Hablemos de la Consulta

Los análisis políticos están a la orden del día en el Ecuador, máxime si este sábado 26 de marzo arranca la campaña. La Consulta Popular convocada para el 7 de mayo iniciaría oficialmente mañana, aunque “informalmente” -si es que se puede utilizar este término- las propuestas que legitimen el Sí o el No empezaron hace rato.
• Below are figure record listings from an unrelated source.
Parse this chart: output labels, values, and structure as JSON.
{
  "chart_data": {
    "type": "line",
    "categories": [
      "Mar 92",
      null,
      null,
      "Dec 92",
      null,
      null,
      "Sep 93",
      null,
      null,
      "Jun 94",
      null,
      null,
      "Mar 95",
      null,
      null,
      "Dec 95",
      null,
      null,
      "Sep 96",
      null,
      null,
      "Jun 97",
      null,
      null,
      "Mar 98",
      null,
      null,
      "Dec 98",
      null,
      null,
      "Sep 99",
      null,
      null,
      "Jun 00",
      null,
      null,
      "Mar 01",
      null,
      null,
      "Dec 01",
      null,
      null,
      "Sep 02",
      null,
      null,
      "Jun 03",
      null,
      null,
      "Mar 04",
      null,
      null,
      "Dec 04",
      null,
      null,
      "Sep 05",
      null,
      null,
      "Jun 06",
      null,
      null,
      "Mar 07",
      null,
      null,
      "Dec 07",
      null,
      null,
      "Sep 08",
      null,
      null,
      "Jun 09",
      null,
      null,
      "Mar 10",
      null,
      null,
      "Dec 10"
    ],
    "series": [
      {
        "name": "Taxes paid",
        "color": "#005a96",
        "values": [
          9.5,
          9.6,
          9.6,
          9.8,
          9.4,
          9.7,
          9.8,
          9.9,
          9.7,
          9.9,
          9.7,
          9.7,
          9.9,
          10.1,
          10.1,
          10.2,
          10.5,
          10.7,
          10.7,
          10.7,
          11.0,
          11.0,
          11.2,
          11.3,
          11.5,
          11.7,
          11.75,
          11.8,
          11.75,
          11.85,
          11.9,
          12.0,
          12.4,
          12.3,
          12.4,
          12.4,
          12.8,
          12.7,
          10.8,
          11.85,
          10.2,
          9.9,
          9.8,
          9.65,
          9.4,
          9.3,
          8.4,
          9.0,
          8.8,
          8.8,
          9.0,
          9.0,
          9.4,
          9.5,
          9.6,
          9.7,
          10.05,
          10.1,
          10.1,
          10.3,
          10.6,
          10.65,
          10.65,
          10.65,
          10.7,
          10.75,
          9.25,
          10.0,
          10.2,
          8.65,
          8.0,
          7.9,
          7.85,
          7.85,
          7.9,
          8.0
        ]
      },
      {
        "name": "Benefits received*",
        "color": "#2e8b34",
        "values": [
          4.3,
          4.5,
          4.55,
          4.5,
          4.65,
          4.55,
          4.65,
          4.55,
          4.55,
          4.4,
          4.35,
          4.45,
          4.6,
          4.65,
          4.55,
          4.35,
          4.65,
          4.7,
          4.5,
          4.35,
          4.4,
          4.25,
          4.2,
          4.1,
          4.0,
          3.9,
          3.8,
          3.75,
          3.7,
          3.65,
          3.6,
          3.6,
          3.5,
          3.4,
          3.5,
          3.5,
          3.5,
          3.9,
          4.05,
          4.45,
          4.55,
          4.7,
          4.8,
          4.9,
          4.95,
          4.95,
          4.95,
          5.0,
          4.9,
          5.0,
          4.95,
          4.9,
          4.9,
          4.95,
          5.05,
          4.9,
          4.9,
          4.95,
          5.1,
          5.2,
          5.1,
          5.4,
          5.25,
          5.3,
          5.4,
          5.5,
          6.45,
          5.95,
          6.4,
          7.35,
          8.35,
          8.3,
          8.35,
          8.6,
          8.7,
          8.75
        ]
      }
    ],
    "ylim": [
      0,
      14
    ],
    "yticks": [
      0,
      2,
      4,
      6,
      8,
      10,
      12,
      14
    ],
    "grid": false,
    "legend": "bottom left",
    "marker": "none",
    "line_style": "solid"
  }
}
Tanto el gobierno, cuanto los partidos y organizaciones que se colocan en la orilla contraria, han utilizado las herramientas mediáticas para dar a conocer lo bueno o lo malo de la una y la otra alternativa. Con la finalidad de un poco ubicarnos en el andarivel del esclarecimiento, podemos empezar preguntándonos,  cuál es el patrón de pensamiento detrás de la Consulta y es posible que concidamos en que hay una cuestión que no puede pasarse por alto en el análisis político:  la pretensión de democracia directa. Se recurre a los referendos con  una actitud que supone que la mera adscripción de la mayoría de votantes (que no es la mayoría de ecuatorianos) a una tesis, implica per se que la tesis es correcta. Nos preguntemos: eso acaso, ¿no es una falacia?. Hay muchos que creen que sí, que “…la primera falacia que está en juego es que el voto de la mayoría es el que conviene a la democracia”. Lo importante es que en estos momentos expectantes, la población debe seguir debatiendo, hablando, analizando para, con conocimiento de causa, acercarnos a las urnas confiados en que nuestro voto por el Sí o por el No…es en favor del país. Con eso ganamos mucho.